In December there were indications that the people of France were fed up with the problems being caused by a wave of largely Islamic immigrants to their nation and that their elections might be carried by the National Front party under the leadership of Marine Le Pen. That insurgent push wound up failing, but it was a close thing. This weekend there was a similar drama playing out in Germany as their state level legislative elections were held. The nationalist leaning Alternative for Germany (AfD) party has been challenging Angela Merkel and her Christian Democratic Union party over her open doors immigration policy. Unlike France in December though, the upstarts scored several big victories and shook the establishment to its roots. (Yahoo News)
A nationalist, anti-migration party powered into three German state legislatures in elections Sunday held amid divisions over Chancellor Angela Merkel’s liberal approach to the refugee crisis. Merkel’s conservatives lost to center-left rivals in two states they had hoped to win.

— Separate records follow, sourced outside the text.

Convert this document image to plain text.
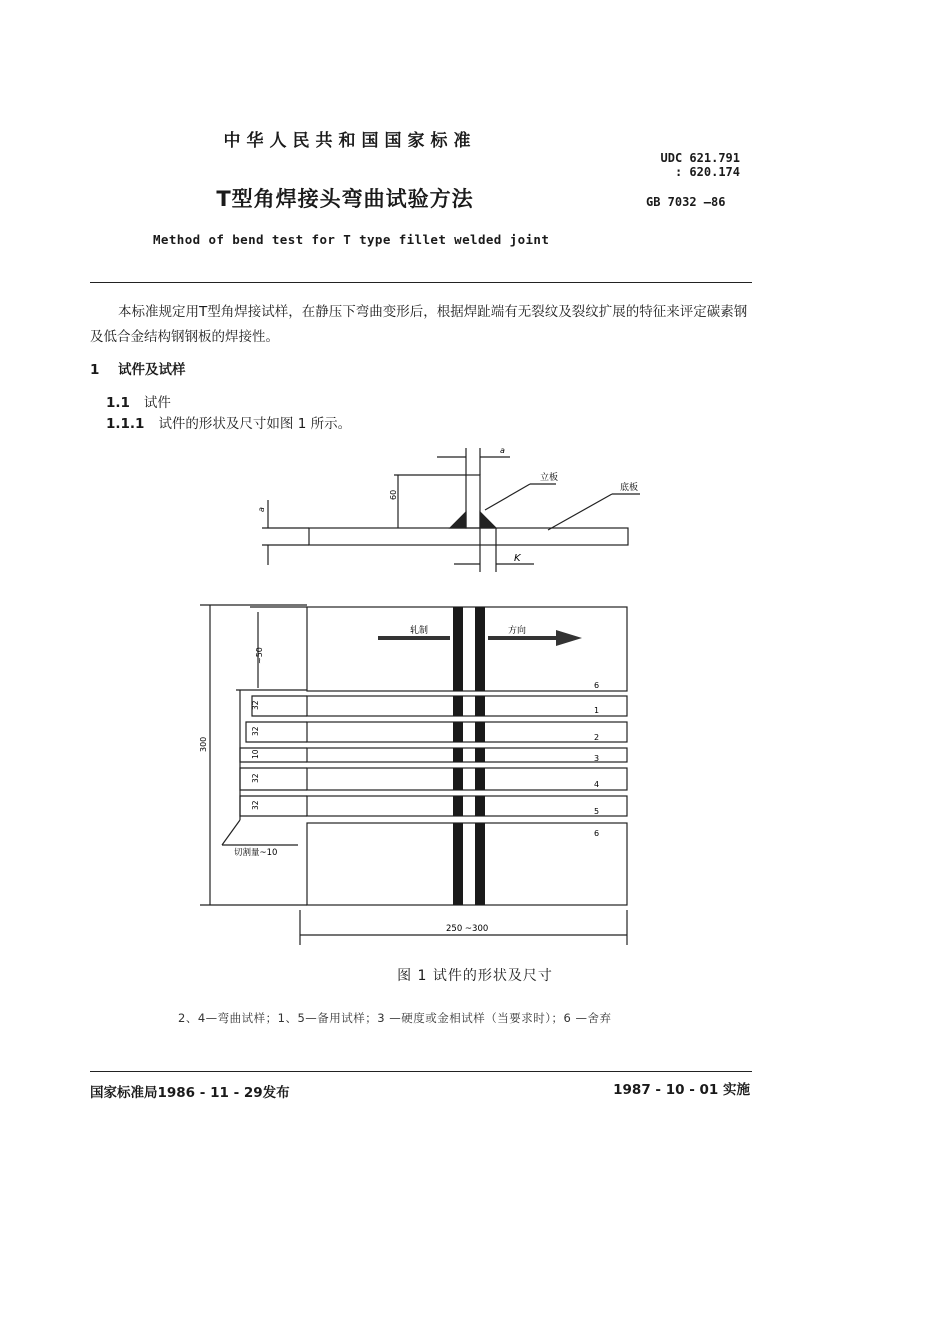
中华人民共和国国家标准
UDC 621.791
: 620.174
T型角焊接头弯曲试验方法	GB 7032 —86
Method of bend test for T type fillet welded joint
本标准规定用T型角焊接试样，在静压下弯曲变形后，根据焊趾端有无裂纹及裂纹扩展的特征来评定碳素钢及低合金结构钢钢板的焊接性。
1 试件及试样
1.1 试件
1.1.1 试件的形状及尺寸如图 1 所示。
a
立板
底板
K
60
a
轧制	方向
~50
300
32
32
10
32
32
6
1
2
3
4
5
6
切割量~10
250 ~300
图 1 试件的形状及尺寸
2、4—弯曲试样；1、5—备用试样；3 —硬度或金相试样（当要求时）；6 —舍弃
国家标准局1986 - 11 - 29发布	1987 - 10 - 01 实施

The elections in the prosperous southwestern state of Baden-Wuerttemberg, neighboring Rhineland-Palatinate and relatively poor Saxony-Anhalt in the ex-communist east were the first major political test since Germany registered nearly 1.1 million people as asylum-seekers last year.
The Germans in particular have been hit by one incident after another where the new immigrants have set the local’s teeth on edge. Sexual assaults, rising crime rates and clashes with German culture are daily news items. Some in Germany are coming to the conclusion that there are limits to charity, particularly when the price tag doesn’t just come in the form of limited cash to assist the needy, but the erosion of their culture.
“It is not sustainable anymore that no one’s playing a common game,” said Yves Pascouau, a migration expert at the European Policy Center. “We need to fix this and really need to move ahead.”
But not all Europeans see this as a problem they must share. Worried about their own weak economies, concerned that their national values are eroding, many say war in the Middle East and poverty in Africa are someone else’s responsibility.
Is any of this sounding familiar to American readers? We’ve been fortunate to not find ourselves awash in such a proportionally large flood of newcomers, but these stories do have parallels on both sides of the Atlantic. And there are political hopefuls in both nations carrying the same type of banner. As Bloomberg reports, some have taken to referring to the AfD’s co-leader, Frauke Petry, as Germany’s Donald Trump.
The Alternative for Germany, to give the party its full name, has shaken up the country’s consensus-driven politics with headline-grabbing policies that include telling Germans to have more children to avoid the need for immigration. Frauke Petry, the AfD’s co-leader, has said that police must “prevent illegal border crossings, using firearms if necessary.”
Like Trump, her rhetoric hasn’t damaged AfD support but rather struck a chord with those disgruntled with the establishment parties, in particular nabbing voters unhappy with Chancellor Angela Merkel’s open-door policy for refugees. The party surged to record support in Sunday’s regional elections, taking seats in all three states that voted and boosting its representation to half of Germany’s 16 state assemblies. The AfD had its strongest showing in Saxony-Anhalt with 24.2 percent, making it the second-biggest party in the former communist eastern state, according to preliminary official results.
Is this a cautionary tale or simply a growing trend in western societies? There are plenty of complaints to be made about some of Donald Trump’s policy proposals and questions remain about his pre-politics positions and statements, but there’s also little question that he’s tapped into something which runs much deeper than a passing political headline or two. We’re seeing this performance play out in France and Germany this winter, but these are questions which we’ll have to wrestle with here in the United States sooner or later.